Es ist schon Nachmittag, wenn ich vom See wegkomme. Letztendlich will ich ans Meer. In 2-3 Tagen. Um den Moloch Turin weiträumig zu umfahren, habe ich mir kleine Sträßchen in den Alpenausläufern ausgesucht. Das sah schon auf googlemaps recht kurvig aus. Dazu kommt jetzt noch, dass es ständig den Berg 1000 m hoch und wieder runter ging. Ich habe für diese 120 km 4 Stunden gebraucht. An vielen Stellen komplett im ersten Gang und an den Spitzkehren mußte ich füsseln und zurückstoßen, um die engen Kurven zu nehmen. Und dann muß man Schlangenlinien fahren wegen helmgroßer Schlaglöcher. Und wenn du meinst, es geht nicht ärger, hört der Asphalt auf und es geht auf Schotter weiter. Am schlimmsten war dann ein 200m langer unbeleuchteter Tunnel, in dem man auf Lehm und groben Steinen dahinstoplerte. Da darf man sich schon wundern, weil das ja eine Straße ist, die auf einer besseren Landkarte auch eingezeichnet ist. Zumindest so gestrichelt.

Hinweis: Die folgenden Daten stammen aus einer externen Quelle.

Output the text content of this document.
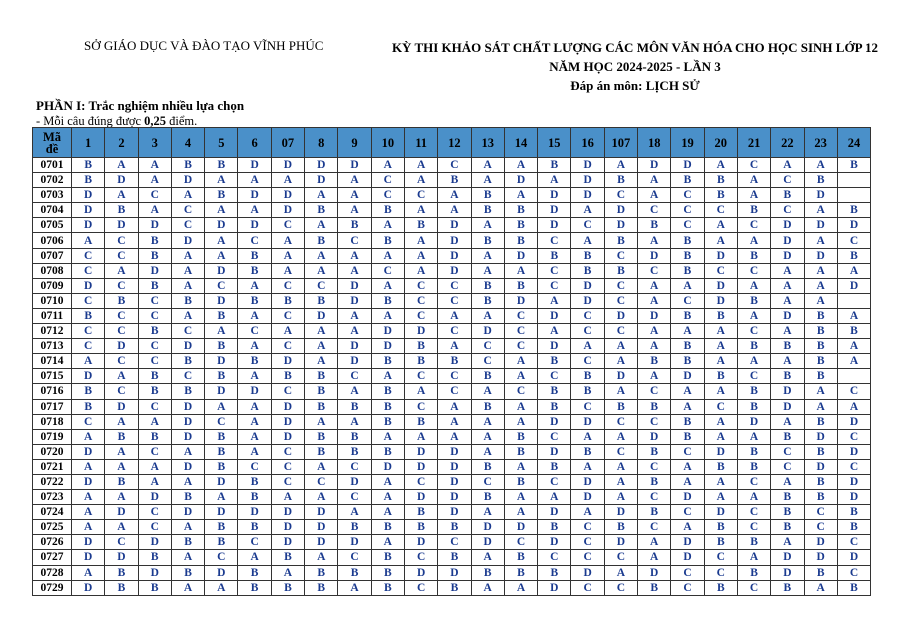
SỞ GIÁO DỤC VÀ ĐÀO TẠO VĨNH PHÚC	KỲ THI KHẢO SÁT CHẤT LƯỢNG CÁC MÔN VĂN HÓA CHO HỌC SINH LỚP 12
NĂM HỌC 2024-2025 - LẦN 3
Đáp án môn: LỊCH SỬ
PHẦN I: Trắc nghiệm nhiều lựa chọn
- Mỗi câu đúng được 0,25 điểm.
Mã
đề	1	2	3	4	5	6	07	8	9	10	11	12	13	14	15	16	107	18	19	20	21	22	23	24
0701	B	A	A	B	B	D	D	D	D	A	A	C	A	A	B	D	A	D	D	A	C	A	A	B
0702	B	D	A	D	A	A	A	D	A	C	A	B	A	D	A	D	B	A	B	B	A	C	B	
0703	D	A	C	A	B	D	D	A	A	C	C	A	B	A	D	D	C	A	C	B	A	B	D	
0704	D	B	A	C	A	A	D	B	A	B	A	A	B	B	D	A	D	C	C	C	B	C	A	B
0705	D	D	D	C	D	D	C	A	B	A	B	D	A	B	D	C	D	B	C	A	C	D	D	D
0706	A	C	B	D	A	C	A	B	C	B	A	D	B	B	C	A	B	A	B	A	A	D	A	C
0707	C	C	B	A	A	B	A	A	A	A	A	D	A	D	B	B	C	D	B	D	B	D	D	B
0708	C	A	D	A	D	B	A	A	A	C	A	D	A	A	C	B	B	C	B	C	C	A	A	A
0709	D	C	B	A	C	A	C	C	D	A	C	C	B	B	C	D	C	A	A	D	A	A	A	D
0710	C	B	C	B	D	B	B	B	D	B	C	C	B	D	A	D	C	A	C	D	B	A	A	
0711	B	C	C	A	B	A	C	D	A	A	C	A	A	C	D	C	D	D	B	B	A	D	B	A
0712	C	C	B	C	A	C	A	A	A	D	D	C	D	C	A	C	C	A	A	A	C	A	B	B
0713	C	D	C	D	B	A	C	A	D	D	B	A	C	C	D	A	A	A	B	A	B	B	B	A
0714	A	C	C	B	D	B	D	A	D	B	B	B	C	A	B	C	A	B	B	A	A	A	B	A
0715	D	A	B	C	B	A	B	B	C	A	C	C	B	A	C	B	D	A	D	B	C	B	B	
0716	B	C	B	B	D	D	C	B	A	B	A	C	A	C	B	B	A	C	A	A	B	D	A	C
0717	B	D	C	D	A	A	D	B	B	B	C	A	B	A	B	C	B	B	A	C	B	D	A	A
0718	C	A	A	D	C	A	D	A	A	B	B	A	A	A	D	D	C	C	B	A	D	A	B	D
0719	A	B	B	D	B	A	D	B	B	A	A	A	A	B	C	A	A	D	B	A	A	B	D	C
0720	D	A	C	A	B	A	C	B	B	B	D	D	A	B	D	B	C	B	C	D	B	C	B	D
0721	A	A	A	D	B	C	C	A	C	D	D	D	B	A	B	A	A	C	A	B	B	C	D	C
0722	D	B	A	A	D	B	C	C	D	A	C	D	C	B	C	D	A	B	A	A	C	A	B	D
0723	A	A	D	B	A	B	A	A	C	A	D	D	B	A	A	D	A	C	D	A	A	B	B	D
0724	A	D	C	D	D	D	D	D	A	A	B	D	A	A	D	A	D	B	C	D	C	B	C	B
0725	A	A	C	A	B	B	D	D	B	B	B	B	D	D	B	C	B	C	A	B	C	B	C	B
0726	D	C	D	B	B	C	D	D	D	A	D	C	D	C	D	C	D	A	D	B	B	A	D	C
0727	D	D	B	A	C	A	B	A	C	B	C	B	A	B	C	C	C	A	D	C	A	D	D	D
0728	A	B	D	B	D	B	A	B	B	B	D	D	B	B	B	D	A	D	C	C	B	D	B	C
0729	D	B	B	A	A	B	B	B	A	B	C	B	A	A	D	C	C	B	C	B	C	B	A	B
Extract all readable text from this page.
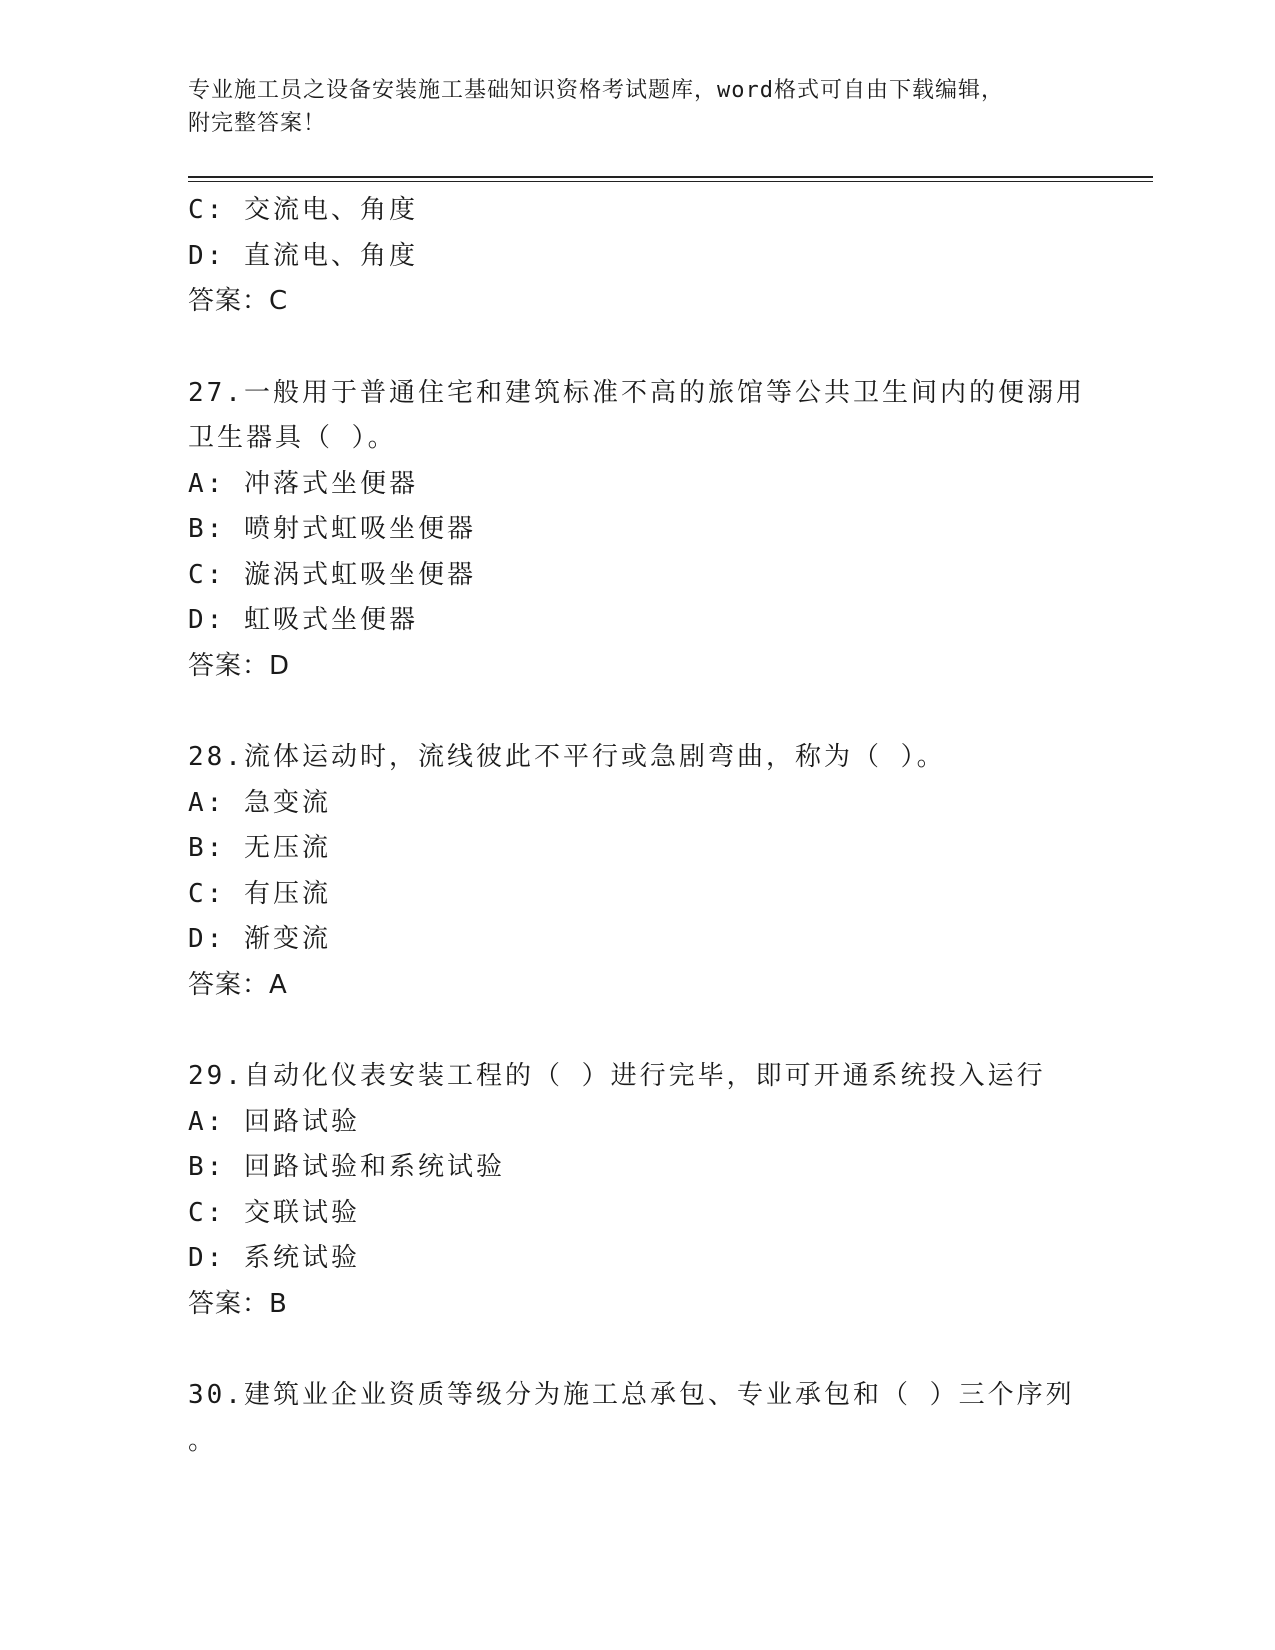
专业施工员之设备安装施工基础知识资格考试题库，word格式可自由下载编辑，
附完整答案！
C: 交流电、角度
D: 直流电、角度
答案：C
27.一般用于普通住宅和建筑标准不高的旅馆等公共卫生间内的便溺用
卫生器具（ ）。
A: 冲落式坐便器
B: 喷射式虹吸坐便器
C: 漩涡式虹吸坐便器
D: 虹吸式坐便器
答案：D
28.流体运动时，流线彼此不平行或急剧弯曲，称为（ ）。
A: 急变流
B: 无压流
C: 有压流
D: 渐变流
答案：A
29.自动化仪表安装工程的（ ）进行完毕，即可开通系统投入运行
A: 回路试验
B: 回路试验和系统试验
C: 交联试验
D: 系统试验
答案：B
30.建筑业企业资质等级分为施工总承包、专业承包和（ ）三个序列
。
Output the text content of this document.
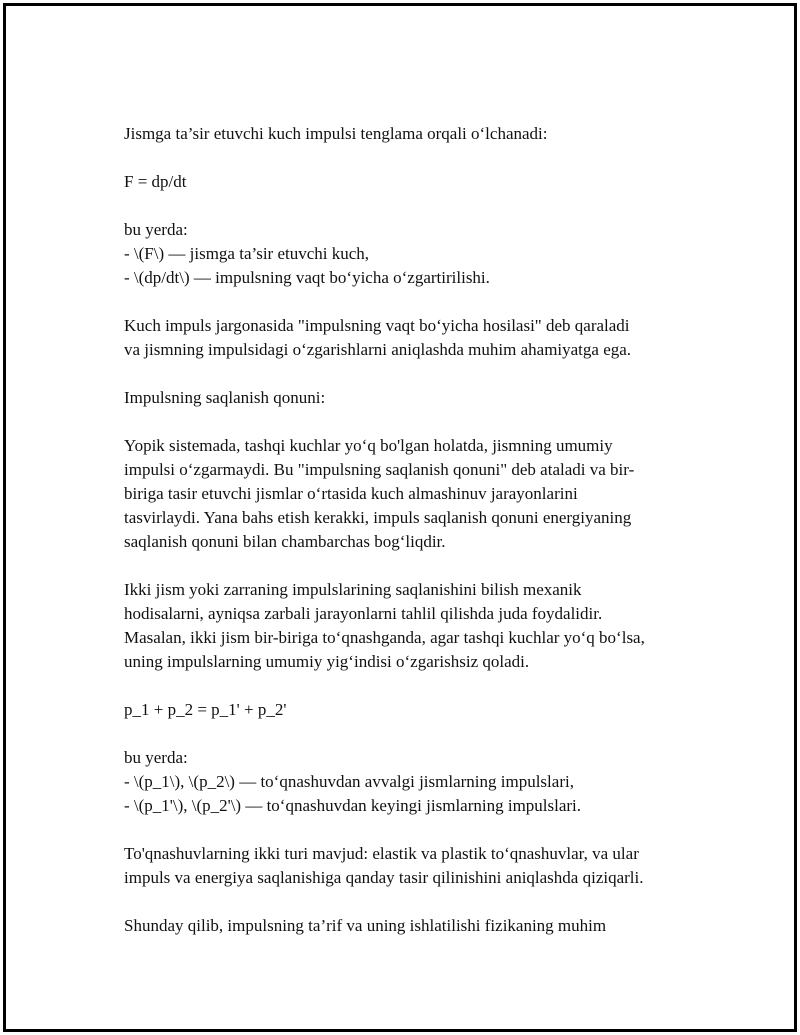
Jismga ta’sir etuvchi kuch impulsi tenglama orqali o‘lchanadi:

F = dp/dt

bu yerda:
- \(F\) — jismga ta’sir etuvchi kuch,
- \(dp/dt\) — impulsning vaqt bo‘yicha o‘zgartirilishi.

Kuch impuls jargonasida "impulsning vaqt bo‘yicha hosilasi" deb qaraladi
va jismning impulsidagi o‘zgarishlarni aniqlashda muhim ahamiyatga ega.

Impulsning saqlanish qonuni:

Yopik sistemada, tashqi kuchlar yo‘q bo'lgan holatda, jismning umumiy
impulsi o‘zgarmaydi. Bu "impulsning saqlanish qonuni" deb ataladi va bir-
biriga tasir etuvchi jismlar o‘rtasida kuch almashinuv jarayonlarini
tasvirlaydi. Yana bahs etish kerakki, impuls saqlanish qonuni energiyaning
saqlanish qonuni bilan chambarchas bog‘liqdir.

Ikki jism yoki zarraning impulslarining saqlanishini bilish mexanik
hodisalarni, ayniqsa zarbali jarayonlarni tahlil qilishda juda foydalidir.
Masalan, ikki jism bir-biriga to‘qnashganda, agar tashqi kuchlar yo‘q bo‘lsa,
uning impulslarning umumiy yig‘indisi o‘zgarishsiz qoladi.

p_1 + p_2 = p_1' + p_2'

bu yerda:
- \(p_1\), \(p_2\) — to‘qnashuvdan avvalgi jismlarning impulslari,
- \(p_1'\), \(p_2'\) — to‘qnashuvdan keyingi jismlarning impulslari.

To'qnashuvlarning ikki turi mavjud: elastik va plastik to‘qnashuvlar, va ular
impuls va energiya saqlanishiga qanday tasir qilinishini aniqlashda qiziqarli.

Shunday qilib, impulsning ta’rif va uning ishlatilishi fizikaning muhim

Zwischendurch gab es dann auch einen Ausblick direkt auf den Monte Rosa mit seinen fast 5000 m Höhe und seinen schneebedeckten Gipfeln. Die Franzosen sind weniger farbenblind und nennen den Berg Montblanc.
Da ist ein wunderschönes Alimentari-Lädchen in Piedicavallo und ich will unbedingt innnen ein Foto machen. Ich kaufe einfach etwas bei der Signora, so dass sie mich mag, und dann frag ich sie: posso foto? Aber was kauft man am besten? Rosen, nein, ihr seid ja narrisch. Am Ende muss ich bleiben. Ich dachte mir, vielleicht mag sie Tiere? Also habe ich eine Eselsalami gekauft. Und natürlich hatte ich damit Erfolg, und durfte mein Foto machen. Mehr aber auch nicht.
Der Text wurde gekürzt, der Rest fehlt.